Embora não tão estudados como os anteriores, os objetivos sociais também são objetivos importantes nas atividades de realização (Covington, 2000; Dowson, McInerney, & Nelson, 2006; Urdan & Maehr, 1995). Estes, “referem-se às razões de natureza social para o envolvimento nas atividades escolares, tais como honrar a família, obter aprovação, ser leal, realizar os trabalhos a tempo ou ajudar os outros” (Lemos, 2005, p. 215) e podem ser categorizados em objetivos de solidariedade social, preocupação social e afiliação, aprovação e responsabilidade social, bem como estatuto social (Dowson et al., 2006; Urdan & Maehr, 1995). De uma forma sucinta, objetivos de afiliação social motivam os estudantes a alcançar os objetivos, conseguindo reforçar o sentimento de pertença a um grupo e a manter os relacionamentos interpessoais com pais e professores; cumprir as obrigações sociais, ou seguir as normas e regras sociais, além de pretender uma determinada posição ou estatuto na sociedade (Dowson & McInerney, 2001, 2003; Dowson et al., 2006). Assim, e em contraste com os objetivos centrados na mestria e no desempenho, estudantes com objetivos sociais debruçam-se sobre as razões sociais para alcançar bons resultados em situações académicas (Dowson et al., 2006). Tal como com nos descritos anteriormente, a prossecução de objetivos sociais pode ajudar a organizar, dirigir e capacitar os indivíduos para alcançar os seus objetivos mais plenamente (Covington, 2000), tendendo a ser associados a níveis elevados de sucesso (Lemos, 2005). Até há alguns anos a esta parte, não existe uma ampla compreensão de como os objetivos sociais se enquadram dinâmica de realização na sala de aula (Covington, 2000), no entanto, resultados recentes apontam estes objetivos como mediadores da estrutura percebida dos objetivos da sala de aula e os resultados académicos (Shim, Cho, & Wang, 2013).

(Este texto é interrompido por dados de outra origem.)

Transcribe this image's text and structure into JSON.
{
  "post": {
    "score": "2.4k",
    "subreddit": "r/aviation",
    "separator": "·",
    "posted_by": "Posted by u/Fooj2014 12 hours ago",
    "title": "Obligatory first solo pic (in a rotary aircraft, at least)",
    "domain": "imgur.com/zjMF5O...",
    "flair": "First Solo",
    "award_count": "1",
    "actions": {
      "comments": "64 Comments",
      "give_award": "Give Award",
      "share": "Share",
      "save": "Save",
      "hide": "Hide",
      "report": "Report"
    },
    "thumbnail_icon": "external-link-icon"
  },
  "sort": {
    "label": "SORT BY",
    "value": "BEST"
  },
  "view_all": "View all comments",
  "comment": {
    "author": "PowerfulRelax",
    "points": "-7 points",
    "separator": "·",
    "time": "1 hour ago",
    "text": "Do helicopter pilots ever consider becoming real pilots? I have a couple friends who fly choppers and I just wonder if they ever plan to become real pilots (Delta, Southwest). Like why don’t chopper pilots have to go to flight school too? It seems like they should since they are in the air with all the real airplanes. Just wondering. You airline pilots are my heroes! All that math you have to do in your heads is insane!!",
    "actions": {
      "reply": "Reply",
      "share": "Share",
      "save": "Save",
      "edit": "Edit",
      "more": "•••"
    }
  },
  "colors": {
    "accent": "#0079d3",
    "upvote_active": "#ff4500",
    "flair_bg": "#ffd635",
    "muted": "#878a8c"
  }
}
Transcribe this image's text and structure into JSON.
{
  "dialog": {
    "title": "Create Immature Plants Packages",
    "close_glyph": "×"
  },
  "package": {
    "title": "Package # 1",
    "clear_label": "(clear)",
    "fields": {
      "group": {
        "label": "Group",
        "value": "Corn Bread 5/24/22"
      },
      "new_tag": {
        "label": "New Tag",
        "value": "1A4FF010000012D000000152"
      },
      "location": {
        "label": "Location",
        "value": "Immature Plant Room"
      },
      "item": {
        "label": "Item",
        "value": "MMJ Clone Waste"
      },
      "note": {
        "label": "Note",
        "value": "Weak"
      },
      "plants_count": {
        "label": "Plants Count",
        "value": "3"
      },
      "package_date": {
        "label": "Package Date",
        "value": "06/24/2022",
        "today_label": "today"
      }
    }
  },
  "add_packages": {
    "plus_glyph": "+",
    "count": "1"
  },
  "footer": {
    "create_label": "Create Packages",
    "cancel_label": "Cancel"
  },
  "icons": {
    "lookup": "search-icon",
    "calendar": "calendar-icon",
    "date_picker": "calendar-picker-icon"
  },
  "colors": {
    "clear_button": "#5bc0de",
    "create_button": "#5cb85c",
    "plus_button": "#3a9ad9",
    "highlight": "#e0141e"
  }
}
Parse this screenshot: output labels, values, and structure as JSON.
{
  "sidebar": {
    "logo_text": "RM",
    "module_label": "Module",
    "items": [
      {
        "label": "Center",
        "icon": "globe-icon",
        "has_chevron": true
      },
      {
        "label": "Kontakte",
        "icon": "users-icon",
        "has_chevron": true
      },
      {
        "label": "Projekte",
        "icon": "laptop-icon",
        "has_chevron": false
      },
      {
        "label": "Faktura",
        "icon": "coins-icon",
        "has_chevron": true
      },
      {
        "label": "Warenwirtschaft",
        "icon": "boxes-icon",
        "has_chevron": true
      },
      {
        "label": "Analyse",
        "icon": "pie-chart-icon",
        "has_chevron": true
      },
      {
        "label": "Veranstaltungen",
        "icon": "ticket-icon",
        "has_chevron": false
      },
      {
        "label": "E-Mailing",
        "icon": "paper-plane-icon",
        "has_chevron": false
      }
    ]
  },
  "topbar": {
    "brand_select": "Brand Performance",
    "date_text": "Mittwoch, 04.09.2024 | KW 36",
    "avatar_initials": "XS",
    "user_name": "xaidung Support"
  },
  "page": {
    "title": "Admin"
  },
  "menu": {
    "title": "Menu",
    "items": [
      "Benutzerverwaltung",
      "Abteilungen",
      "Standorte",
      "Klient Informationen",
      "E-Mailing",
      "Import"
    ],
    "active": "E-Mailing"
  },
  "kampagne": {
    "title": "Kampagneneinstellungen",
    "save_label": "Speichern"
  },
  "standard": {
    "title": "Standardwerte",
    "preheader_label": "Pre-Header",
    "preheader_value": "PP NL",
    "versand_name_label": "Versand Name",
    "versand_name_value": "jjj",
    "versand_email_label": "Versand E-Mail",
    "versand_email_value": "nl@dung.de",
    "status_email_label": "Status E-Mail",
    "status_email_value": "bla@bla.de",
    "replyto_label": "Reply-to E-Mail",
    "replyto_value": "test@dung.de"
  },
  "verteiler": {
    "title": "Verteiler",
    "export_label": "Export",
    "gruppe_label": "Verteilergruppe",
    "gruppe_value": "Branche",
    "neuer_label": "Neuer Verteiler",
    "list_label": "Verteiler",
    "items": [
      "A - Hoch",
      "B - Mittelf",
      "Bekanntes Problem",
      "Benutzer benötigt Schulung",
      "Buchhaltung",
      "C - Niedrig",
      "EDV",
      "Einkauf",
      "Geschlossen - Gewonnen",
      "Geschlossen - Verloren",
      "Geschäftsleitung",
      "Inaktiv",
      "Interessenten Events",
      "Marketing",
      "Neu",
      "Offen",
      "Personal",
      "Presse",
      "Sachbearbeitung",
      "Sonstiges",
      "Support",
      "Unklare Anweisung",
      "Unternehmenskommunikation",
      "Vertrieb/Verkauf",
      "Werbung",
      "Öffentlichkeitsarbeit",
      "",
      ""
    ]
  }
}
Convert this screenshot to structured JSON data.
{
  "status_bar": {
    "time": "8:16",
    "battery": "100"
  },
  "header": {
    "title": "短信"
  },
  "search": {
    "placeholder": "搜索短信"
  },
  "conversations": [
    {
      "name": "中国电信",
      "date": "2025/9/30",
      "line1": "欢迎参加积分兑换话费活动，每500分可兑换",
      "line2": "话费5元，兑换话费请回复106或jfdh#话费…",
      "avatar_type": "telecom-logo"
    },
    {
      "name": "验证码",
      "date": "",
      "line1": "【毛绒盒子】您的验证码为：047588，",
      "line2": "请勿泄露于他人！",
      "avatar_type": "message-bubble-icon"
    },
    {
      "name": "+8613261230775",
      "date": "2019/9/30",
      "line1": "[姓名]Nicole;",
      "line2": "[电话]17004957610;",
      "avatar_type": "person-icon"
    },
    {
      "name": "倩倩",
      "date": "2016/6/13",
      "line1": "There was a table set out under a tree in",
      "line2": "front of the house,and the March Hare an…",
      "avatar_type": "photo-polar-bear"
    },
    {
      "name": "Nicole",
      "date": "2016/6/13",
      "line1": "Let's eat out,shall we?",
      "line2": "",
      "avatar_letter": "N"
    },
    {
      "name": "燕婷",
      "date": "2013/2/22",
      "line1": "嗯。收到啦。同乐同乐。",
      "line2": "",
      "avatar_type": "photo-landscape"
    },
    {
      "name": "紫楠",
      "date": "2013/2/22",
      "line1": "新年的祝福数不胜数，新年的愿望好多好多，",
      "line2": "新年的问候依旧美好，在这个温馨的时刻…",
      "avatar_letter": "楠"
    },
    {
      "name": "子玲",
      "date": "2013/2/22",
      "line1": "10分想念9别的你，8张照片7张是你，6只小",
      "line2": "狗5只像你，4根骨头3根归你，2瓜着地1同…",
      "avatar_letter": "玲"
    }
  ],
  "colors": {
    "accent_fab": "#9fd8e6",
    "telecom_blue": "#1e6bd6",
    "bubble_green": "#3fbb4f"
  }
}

Desenvolvimento da Escala de Orientações Gerais para Objetivos de Desempenho
A Escala de Orientações Gerais para Objetivos de Desempenho (EOGOD), do inglês General Achievement Goal Orientation Scale (GAGOS; McInerney & Yeung, 2000), é parte de um instrumento mais abrangente, o Inventory of School Motivation (ISM; McInerney, Roche, McInerney, & Marsh, 1997). Baseado nos trabalhos de Maehr (1984), o ISM identifica padrões de comportamento/indicadores de motivação como a direção, persistência, motivação contínua, nível de catividade e de realização dos indivíduos, através de 100 itens para avaliar dimensões como o esforço perante a tarefa, a competitividade, poder, sociabilidade, preocupação social, reconhecimento, incentivos, consciência do objetivo, perceção de competência e autoestima. Desenvolvido na Austrália (McInerney & Swisher, 1995), este instrumento tem sido adaptado para diversos países com boas propriedades psicométricas (King, Ganotice, & Watkins, 2012; King & Watkins, 2013; Xu & Barnes, 2011). Também em Portugal, o ISM foi já adaptado (Veiga, Antunes, Fernandes, Guerra, & Roque, 2008) verificando-se uma adequada estrutura fatorial e boa consistência interna.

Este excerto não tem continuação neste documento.